View Live Chart for the EUR/USD
The common currency refused to give up against the greenback on Friday, despite December's US Nonfarm payrolls report beat expectations by announcing the creation of 292K new jobs against expectations of 200K. Additionally, the headline reading for November was revised upward by 41K, while the unemployment rate remained steady at 5%. Wages were the big miss, as average hourly earnings fell 0.04%, far from market's expectations of a 0.2% growth. The dollar spiked after the release, ending the day with gains against most of its major rivals, exception made by the EUR and the JPY, both favored during the first week of the month, by risk sentiment triggered by China. Chinese stocks plummeting and authorities halting trading twice during this past week, have spurred risk aversion, leading to a strong demand of safe havens and funding currencies.

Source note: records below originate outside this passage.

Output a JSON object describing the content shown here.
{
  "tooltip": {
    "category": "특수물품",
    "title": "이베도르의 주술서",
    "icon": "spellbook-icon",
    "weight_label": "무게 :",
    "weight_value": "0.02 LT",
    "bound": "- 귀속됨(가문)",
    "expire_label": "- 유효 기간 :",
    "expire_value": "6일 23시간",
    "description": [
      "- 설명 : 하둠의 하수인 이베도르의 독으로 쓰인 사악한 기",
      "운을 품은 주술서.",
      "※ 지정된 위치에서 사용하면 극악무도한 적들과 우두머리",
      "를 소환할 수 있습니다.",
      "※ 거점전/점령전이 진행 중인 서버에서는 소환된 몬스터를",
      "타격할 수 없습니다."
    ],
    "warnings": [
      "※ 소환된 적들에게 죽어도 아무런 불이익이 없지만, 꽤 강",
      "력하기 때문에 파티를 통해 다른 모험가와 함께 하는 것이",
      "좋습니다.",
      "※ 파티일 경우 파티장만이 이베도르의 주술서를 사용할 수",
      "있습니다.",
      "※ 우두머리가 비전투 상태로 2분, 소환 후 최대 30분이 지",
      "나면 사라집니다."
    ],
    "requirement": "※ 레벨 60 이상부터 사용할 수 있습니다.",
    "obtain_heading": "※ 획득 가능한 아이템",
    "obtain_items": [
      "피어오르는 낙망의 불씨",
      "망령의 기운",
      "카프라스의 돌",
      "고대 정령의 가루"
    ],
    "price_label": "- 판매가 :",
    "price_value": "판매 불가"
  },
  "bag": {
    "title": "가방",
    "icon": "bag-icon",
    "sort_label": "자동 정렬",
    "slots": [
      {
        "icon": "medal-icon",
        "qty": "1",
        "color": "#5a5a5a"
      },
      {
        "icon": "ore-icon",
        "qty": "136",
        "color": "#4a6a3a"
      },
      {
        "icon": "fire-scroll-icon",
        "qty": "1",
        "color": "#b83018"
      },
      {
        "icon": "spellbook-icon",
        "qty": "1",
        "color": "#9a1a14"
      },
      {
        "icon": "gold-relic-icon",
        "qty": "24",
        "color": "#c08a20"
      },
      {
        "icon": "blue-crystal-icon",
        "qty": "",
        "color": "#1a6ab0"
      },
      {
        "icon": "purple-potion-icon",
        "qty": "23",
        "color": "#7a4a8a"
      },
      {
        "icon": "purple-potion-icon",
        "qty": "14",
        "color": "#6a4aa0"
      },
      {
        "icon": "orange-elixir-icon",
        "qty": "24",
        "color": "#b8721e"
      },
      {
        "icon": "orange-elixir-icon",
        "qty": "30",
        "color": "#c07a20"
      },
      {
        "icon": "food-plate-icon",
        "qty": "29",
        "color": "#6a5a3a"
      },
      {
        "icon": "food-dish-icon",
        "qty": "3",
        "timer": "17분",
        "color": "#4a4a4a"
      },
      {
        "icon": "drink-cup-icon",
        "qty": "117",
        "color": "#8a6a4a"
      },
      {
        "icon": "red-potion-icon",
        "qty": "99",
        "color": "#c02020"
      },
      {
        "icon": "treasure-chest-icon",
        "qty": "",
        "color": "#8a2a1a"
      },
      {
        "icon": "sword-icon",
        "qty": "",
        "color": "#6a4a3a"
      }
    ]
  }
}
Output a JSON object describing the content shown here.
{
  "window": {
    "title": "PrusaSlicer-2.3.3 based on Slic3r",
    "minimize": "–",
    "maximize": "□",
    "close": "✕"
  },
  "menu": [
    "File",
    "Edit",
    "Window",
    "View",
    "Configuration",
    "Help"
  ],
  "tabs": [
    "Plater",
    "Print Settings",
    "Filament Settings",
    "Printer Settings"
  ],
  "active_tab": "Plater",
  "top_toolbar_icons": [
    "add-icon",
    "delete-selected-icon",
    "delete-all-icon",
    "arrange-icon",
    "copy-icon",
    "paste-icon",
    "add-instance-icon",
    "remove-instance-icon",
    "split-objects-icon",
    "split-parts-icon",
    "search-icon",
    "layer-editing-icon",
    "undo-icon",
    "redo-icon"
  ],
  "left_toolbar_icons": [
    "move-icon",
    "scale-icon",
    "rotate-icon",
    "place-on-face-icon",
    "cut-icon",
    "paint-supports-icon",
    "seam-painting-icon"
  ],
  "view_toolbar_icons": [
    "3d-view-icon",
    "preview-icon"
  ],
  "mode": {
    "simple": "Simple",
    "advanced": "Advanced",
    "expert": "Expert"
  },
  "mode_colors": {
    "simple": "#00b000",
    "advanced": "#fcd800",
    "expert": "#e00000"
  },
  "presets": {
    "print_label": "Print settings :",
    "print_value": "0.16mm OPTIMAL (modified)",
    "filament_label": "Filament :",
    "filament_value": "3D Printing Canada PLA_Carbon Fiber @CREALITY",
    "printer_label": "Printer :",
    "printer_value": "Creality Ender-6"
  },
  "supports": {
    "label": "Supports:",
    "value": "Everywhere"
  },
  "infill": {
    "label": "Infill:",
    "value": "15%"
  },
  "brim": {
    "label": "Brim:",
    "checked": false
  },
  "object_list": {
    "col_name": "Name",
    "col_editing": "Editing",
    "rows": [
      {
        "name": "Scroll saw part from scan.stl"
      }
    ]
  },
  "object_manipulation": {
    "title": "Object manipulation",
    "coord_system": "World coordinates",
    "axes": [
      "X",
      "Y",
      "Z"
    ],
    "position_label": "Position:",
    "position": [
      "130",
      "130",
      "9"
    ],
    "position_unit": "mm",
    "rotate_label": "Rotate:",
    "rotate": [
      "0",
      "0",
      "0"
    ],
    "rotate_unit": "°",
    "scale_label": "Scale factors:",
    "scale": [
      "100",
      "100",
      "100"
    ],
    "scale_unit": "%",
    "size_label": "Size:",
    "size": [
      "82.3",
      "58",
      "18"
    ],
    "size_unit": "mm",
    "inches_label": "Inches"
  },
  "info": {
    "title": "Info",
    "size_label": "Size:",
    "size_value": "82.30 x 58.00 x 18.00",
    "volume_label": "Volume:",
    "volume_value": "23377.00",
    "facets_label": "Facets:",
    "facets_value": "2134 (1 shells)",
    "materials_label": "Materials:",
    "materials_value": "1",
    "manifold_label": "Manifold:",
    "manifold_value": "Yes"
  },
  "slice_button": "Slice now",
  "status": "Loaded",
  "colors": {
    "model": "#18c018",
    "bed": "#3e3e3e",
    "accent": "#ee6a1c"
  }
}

Anyway, the EUR/USD pair recovered from a daily low set at 1.0802 following the announcement, and closed the week a handful of pips below the high set at 1.0939, trapped between Fibonacci levels. Technically the daily chart shows that the price has fallen down to the 61.8% retracement of the December rally, where strong buying interest pushed it back higher, although sellers keep surging around the 23.6% of the same rally around 1.0925, the immediate resistance. In the same chart, the technical readings present quite a neutral stance as the technical indicators remain stuck around their mid-lines. Shorter term, and according to the 4 hours chart, bulls retain control, as the technical indicators are grinding higher above their mid-lines, whist the price has recovered above a now bullish 20 SMA. The immediate support for this Monday comes at 1.0845, the 38.2% retracement of the same rally.